6. ToF-SIMS gegevens plotten en presentatie

Opmerking: Gebruik een grafische tool om de gegevens te plotten na de SIMS gegevens worden verwerkt met behulp van de instrumentale software.

  1. Gebruik een grafische tool om de gegevens te importeren.
  2. Maak een grafiek met de m / z als de x-as en piekintensiteit als de y-as naar de gereconstrueerde spectrum tonen. Een voorbeeld wordt gegeven in figuur 1.
  3. Maak een grafiek met de sputtertijd de x-as en piekintensiteit als de y-as naar de gereconstrueerde diepteprofiel temporale reeks tonen. Een voorbeeld wordt gegeven in Figure 2.
  4. Combineer gereconstrueerde 2D beelden van verschillende m / z en vormen een matrix voor de ion mapping tonen. Een voorbeeld wordt gegeven in figuur 2.

Subscription Required. Please recommend JoVE to your librarian.

Representative Results

or Start trial to access full content. Learn more about your institution’s access to JoVE content here

Enkele representatieve resultaten worden de voordelen van de voorgestelde protocol aangetoond. Door het gebruik van de SALVI microfluïdische interface kan de primaire ionenbundel (Bi 3 +) direct bombarderen op de gehydrateerde fibronectine film in DI water. Waardoor de moleculaire chemische mapping van het vloeistofoppervlak succes kan worden verkregen.

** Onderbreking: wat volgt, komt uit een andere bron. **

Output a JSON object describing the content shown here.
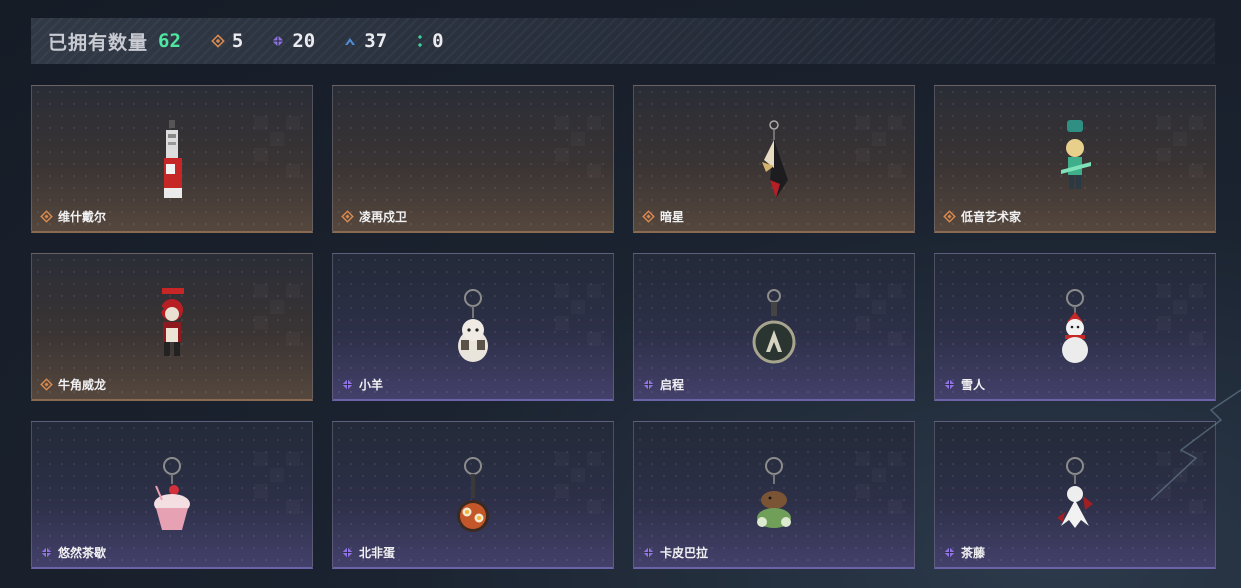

Figuur 1a en 1b van de positieve ToF-SIMS massaspectra van de gehydrateerde fibronectine film en DI water laten zien, respectievelijk. De belangrijke pieken zoals water clusters (dwz, m / z 19, 37, 55, 73, 91 en 109) en aminozuur- fragmenten (dat wil zeggen, m / z 30, 44, 61, 74, 81, 83 en 98) zijn aangegeven met de rode pijlen. Naast de karakteristieke pieken van aminozuur fragmenten, die wijd zijn gerapporteerd met behulp van droge eiwitmonsters, worden de toppen van water clusters waargenomen in demassa spectra van gehydrateerd fibronectine film in DI water. Bovendien zijn de intensiteiten van deze pieken water cluster zijn zeer verschillend van die in de massaspectra DI water. Dit resultaat geeft de directe bewijs van het eigendom van watermoleculen rondom en binnen de gehydrateerde eiwitmoleculen die een rol spelen in hun adsorptie aan een oppervlak.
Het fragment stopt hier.